The IRS recently issued their annual press release about unclaimed refunds from four years ago, and, once again, there is significant money at stake: More than $1 billion for tax year 2021 for non-filers.
According to IRS estimates, 1.1 million taxpayers in all fifty states and the District of Columbia could claim refunds if they file on or before April 15, 2025, with a median refund of $781. Because the refund statute is only three years, taxpayers must act now to claim refunds from 2021.
How does the IRS know this? In the age of big data, it’s not difficult. The IRS routinely prepares SFR (Substitutes for Return) for individual taxpayers based on data provided from other sources such as payroll tax returns and Forms W-2, 1099, K-1, etc.
When the SFR indicates a balance due, the IRS has 10 years to collect the unpaid taxes and individual taxpayers often receive a bill. However, when the SFR indicates an overpayment, individual taxpayers are not contacted. Instead, the annual press release goes out, and any money that isn’t claimed within the 3-year refund statute becomes the property of the U.S. Treasury.
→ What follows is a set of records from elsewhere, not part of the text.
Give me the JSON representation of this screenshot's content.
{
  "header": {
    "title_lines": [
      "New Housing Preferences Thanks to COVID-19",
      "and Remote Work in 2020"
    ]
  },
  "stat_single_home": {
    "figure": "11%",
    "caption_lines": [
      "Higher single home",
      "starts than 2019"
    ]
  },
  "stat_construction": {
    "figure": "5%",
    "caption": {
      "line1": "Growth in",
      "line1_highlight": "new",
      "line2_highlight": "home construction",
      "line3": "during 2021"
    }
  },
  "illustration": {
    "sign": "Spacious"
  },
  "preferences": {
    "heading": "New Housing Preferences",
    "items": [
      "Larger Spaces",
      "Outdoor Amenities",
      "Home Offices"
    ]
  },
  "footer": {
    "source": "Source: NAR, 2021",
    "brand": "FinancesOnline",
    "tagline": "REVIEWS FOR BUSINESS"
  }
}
If you’re a tax preparer who doesn’t have too much to do in the final days of tax season, here’s how to file old taxes so you can help your clients claim these refunds:
First, identify which of your clients did not file old taxes for 2021 and engage them ASAP.
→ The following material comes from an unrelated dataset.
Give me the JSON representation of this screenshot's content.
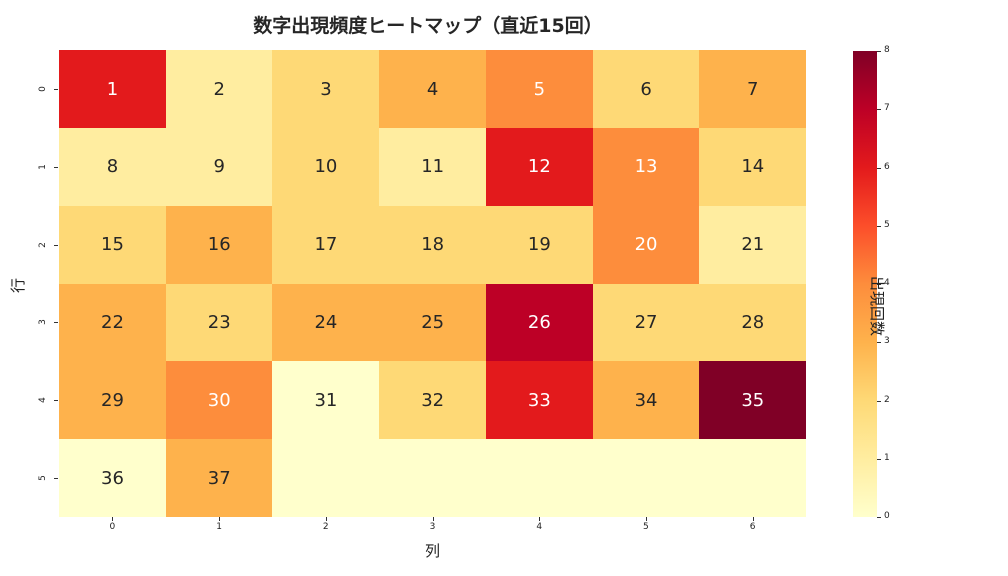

Second, pull wage and income transcripts from the IRS and prepare a draft return.
Finally, file that return, bill for your services, and give your clients another reason to brag about your expertise!
If you can’t carve out your share of the $1 billion in unclaimed tax refunds before April 15, there will be another opportunity next year for tax year 2022 non-filers. When tax season cools off, you can start thinking about how to use this information to help your current and future clients.